Sultan Hossaini sent three of his children from their rural home to the capital, Kabul, hoping they would gain degrees and employment in the new Afghanistan that was promised after the overthrow of the Taliban.

But one was killed by a suicide bomber, and the other two face dwindling opportunities and mounting fears as the country slides into chaos.

Despite 16 years of war and billions of dollars in international aid, security is worsening and jobs have grown scarce. More than 2.5 million Afghans have fled — the second largest refugee population after Syria's.

Hossaini's oldest son, Khadim, was 10 years old when the U.S.-led invasion toppled the Taliban after the Sept. 11 attacks in the United States. He went on to study computer science and earn a degree, but these days he is searching for work.

Khadim's younger sisters, Najiba and Maryam, were part of the first generation of Afghan women to attend school after the fall of the Taliban, who had outlawed women's education. Najiba studied information technology and was eventually hired by the Petroleum Ministry, which sent her to Japan to earn a master's degree.

But as the Hossainis pursued their dreams, Afghanistan remained mired in conflict. The Taliban have expanded their reach across much of the country, where they compete with increasingly powerful warlords. Corruption is rife, and the economy is in ruins.

Maryam, who is studying computer science in Kabul, said her sister had considered staying in Japan, fearful of the growing unrest. But Najiba eventually returned, only to have her improbable journey ended by a suicide bomber, who rammed his car into a bus full of Petroleum Ministry employees on July 31.

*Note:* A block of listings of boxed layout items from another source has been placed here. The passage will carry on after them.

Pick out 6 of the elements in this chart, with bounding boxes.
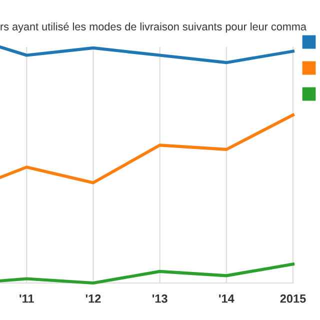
x-tick-label: '13: [152, 294, 168, 303]
x-tick-label: 2015: [280, 294, 306, 303]
x-tick-label: '12: [86, 294, 101, 303]
x-tick-label: '14: [219, 294, 234, 303]
x-tick-label: '11: [20, 294, 34, 303]
chart-title: rs ayant utilisé les modes de livraison suivants pour leur comma: [0, 22, 306, 33]
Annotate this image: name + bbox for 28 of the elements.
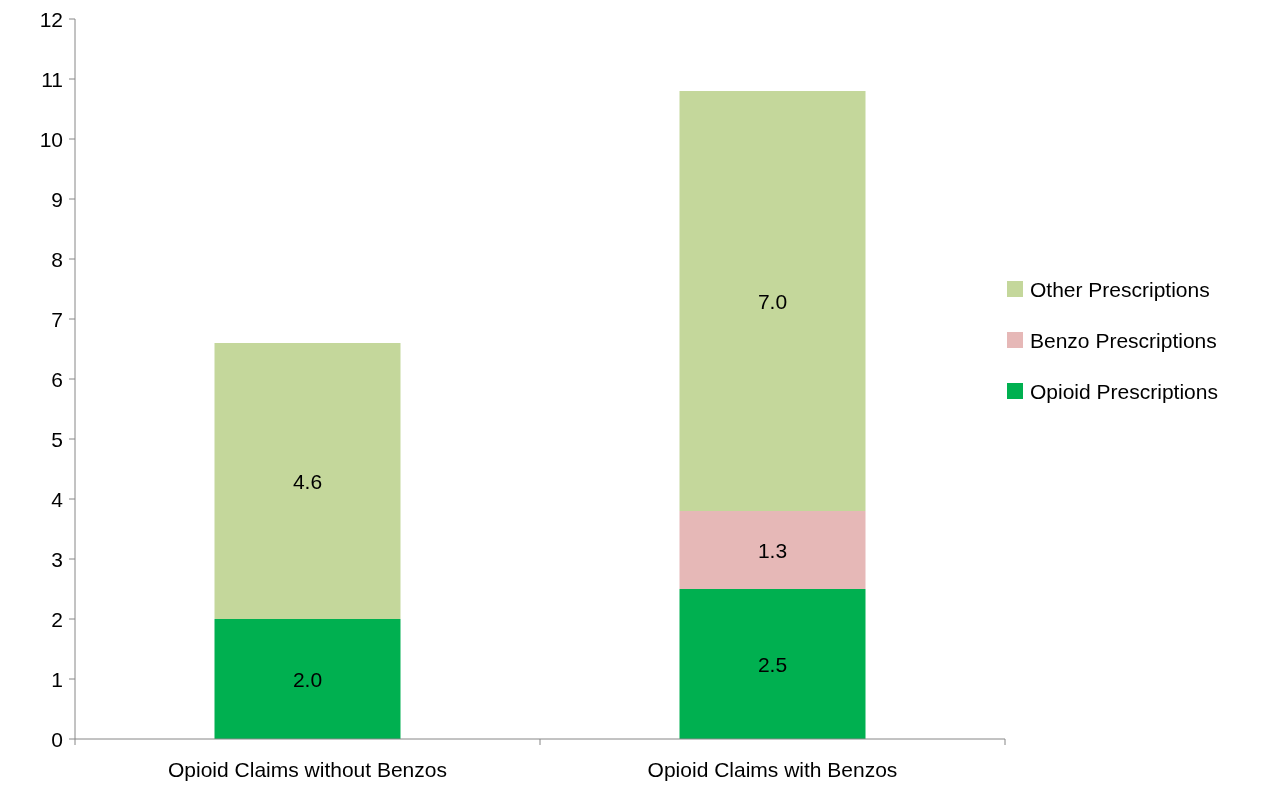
bar (679, 511, 866, 589)
y-tick-label: 5 (51, 427, 63, 451)
y-tick-label: 9 (51, 187, 63, 211)
legend-label: Opioid Prescriptions (1030, 379, 1218, 403)
legend-label: Other Prescriptions (1030, 277, 1210, 301)
data-label: 4.6 (292, 469, 323, 493)
bar (214, 343, 401, 619)
x-tick-label: Opioid Claims without Benzos (168, 758, 447, 781)
y-tick-label: 3 (51, 547, 63, 571)
y-tick-label: 1 (51, 667, 63, 691)
legend-label: Benzo Prescriptions (1030, 328, 1217, 352)
y-tick-label: 8 (51, 247, 63, 271)
y-tick-label: 0 (51, 727, 63, 751)
y-tick-label: 7 (51, 307, 63, 331)
y-tick-label: 4 (51, 487, 64, 511)
bar (679, 589, 866, 739)
y-tick-label: 12 (39, 7, 63, 31)
y-tick-label: 6 (51, 367, 63, 391)
data-label: 7.0 (757, 289, 788, 313)
bar (214, 619, 401, 739)
y-tick-label: 11 (41, 67, 63, 91)
data-label: 2.5 (757, 652, 788, 676)
y-tick-label: 2 (51, 607, 63, 631)
x-tick-label: Opioid Claims with Benzos (647, 758, 898, 781)
data-label: 1.3 (757, 538, 788, 562)
bar (679, 91, 866, 511)
data-label: 2.0 (292, 667, 323, 691)
y-tick-label: 10 (39, 127, 63, 151)
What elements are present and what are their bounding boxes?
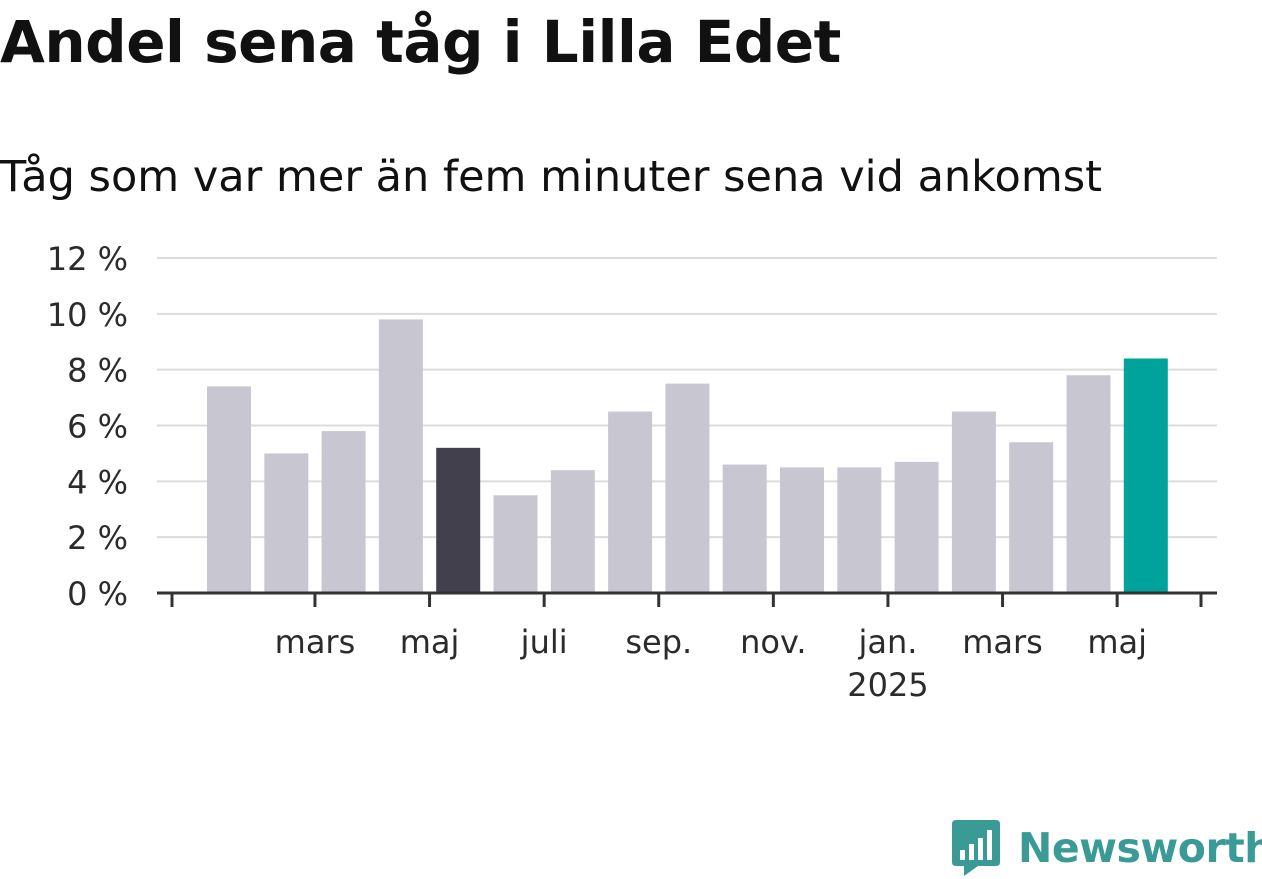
x-tick-label: maj xyxy=(1087,623,1147,661)
y-axis-ticks: 0 % 2 % 4 % 6 % 8 % 10 % 12 % xyxy=(47,240,128,613)
bar xyxy=(1066,375,1111,593)
bar xyxy=(894,461,939,593)
chart-subtitle: Tåg som var mer än fem minuter sena vid … xyxy=(0,152,1103,202)
bars xyxy=(207,319,1168,593)
bar xyxy=(493,495,538,593)
bar-chart: 0 % 2 % 4 % 6 % 8 % 10 % 12 % mars maj juli sep. n… xyxy=(47,240,1217,704)
y-tick-label: 8 % xyxy=(67,352,128,390)
y-tick-label: 10 % xyxy=(47,296,128,334)
x-tick-label: mars xyxy=(275,623,356,661)
y-tick-label: 4 % xyxy=(67,463,128,501)
bar xyxy=(837,467,882,593)
brand: Newsworthy xyxy=(948,818,1262,878)
brand-name: Newsworthy xyxy=(1018,824,1262,872)
y-tick-label: 2 % xyxy=(67,519,128,557)
bar xyxy=(1009,442,1054,593)
x-tick-label: juli xyxy=(520,623,568,661)
bar xyxy=(378,319,423,593)
bar xyxy=(722,464,767,593)
bar xyxy=(550,470,595,593)
bar xyxy=(951,411,996,593)
bar xyxy=(264,453,309,593)
bar xyxy=(207,386,251,593)
bar xyxy=(436,447,481,593)
x-tick-label: jan. xyxy=(857,623,917,661)
x-axis: mars maj juli sep. nov. jan. 2025 mars maj xyxy=(157,591,1217,704)
chart-title: Andel sena tåg i Lilla Edet xyxy=(0,8,841,76)
bar xyxy=(321,431,366,593)
bar xyxy=(608,411,653,593)
y-tick-label: 12 % xyxy=(47,240,128,278)
x-tick-label: mars xyxy=(962,623,1043,661)
bar xyxy=(1123,358,1168,593)
bar xyxy=(665,383,710,593)
newsworthy-logo-icon xyxy=(952,820,1000,876)
bar xyxy=(780,467,824,593)
x-tick-label: sep. xyxy=(625,623,692,661)
x-tick-label: maj xyxy=(400,623,460,661)
y-tick-label: 0 % xyxy=(67,575,128,613)
x-tick-label: nov. xyxy=(740,623,806,661)
x-tick-sublabel: 2025 xyxy=(847,666,928,704)
y-tick-label: 6 % xyxy=(67,408,128,446)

"All my dreams for my country, for my children, died with Najiba," said Hossaini.

Maryam recalls racing from hospital to hospital until finally she found what remained of her sister — a hand and a leg. She recognized her sister's engagement ring, which Najiba's fiance had given her after making two trips to their rural home in the Daikhundi province to convince her parents he was good enough to marry their accomplished daughter.

"Every day someone is dying. Who can live in Afghanistan without wondering if they will be the next to be killed?" Maryam said. "We have only one hope now in Afghanistan, and that hope is just to survive."

Andrew Wilder, vice president of the United States Institute for Peace's Asia program, said Afghanistan's young were the greatest benefactor of a post-Taliban "bubble economy" generated by international aid as well as opium trafficking.

"High-paying jobs were relatively plentiful for bright young Afghans with English language and computer skills," he said.

Those opportunities dwindled as the security situation worsened, and the bubble finally burst after 2014, when the U.S. and NATO formally concluded their combat mission. Aid organizations also scaled back efforts in response to the growing chaos and the need to address other global crises, including in Syria and Iraq.

The deterioration has fueled a "growing sense of hopelessness and despair" that has led many Afghans to flee, Wilder said.

Afghanistan's deputy minister of youth affairs, Kamal Sadat, sees a missed opportunity.

"We had a golden chance to change things with all the money which came in," he said. "We didn't use those opportunities the way we should have."

He said more attention was paid to building schools and universities than to staffing them with quality teachers. Nowadays many Afghans have turned to private institutions instead.

Many young people say they know of someone who has left and that they would do the same if they had the means.

Shaban Hamraz works in a local grocery store, but the 19-year-old says he hopes to leave Kabul for Iran or Turkey. Three friends recently headed to neighboring Iran, and Hamraz has heard that some smugglers charge as little as $1,400 for the crossing.

Of those who remain, many refuse to attend school or pursue other opportunities because of the violence.

"In just one month, three attacks in Afghanistan killed almost 100 people," said Ahmad Riaz, an 18-year-old high school graduate. "I have no heart to go out of the house."

An Afghan man, who asked not to be named because he works for a foreign organization and fears Taliban retribution, said he sent his entire family to live in Turkey last year after a Taliban assault on the American University of Afghanistan in Kabul, where his son was a student.

He recalls watching the bodies being carried away from the campus as he fearfully awaited word on his son. He finally emerged unharmed at 4 a.m. He says he kept his family in Afghanistan through decades of war and instability, but now he believes it's too dangerous for them.

Despite the challenges, there are still pockets of hope.

Mahal Wak was in the vicinity of the blast that killed Najiba, and recalls the screaming, the shrapnel and the bodies. "I was in a bad condition," the 17-year-old said. "But all I could think of at the time was to help the wounded, the children."

She's determined to remain in the country, and to continue working as a model for traditional embroidered Afghan clothing. "If (the Taliban) think this is wrong that is their mistake. We are sharing our culture," she said.

Her employer, Ajmal Haqiqi, who hails from the restive Ghazni province, said he exhibits and markets the traditional clothing in hopes of preserving Afghanistan's 5,000-year-old culture.

"I think if I die here or somewhere else, does it matter?" he said. "I love my country."


Associated Press writer Amir Shah in Kabul, Afghanistan, contributed to this report.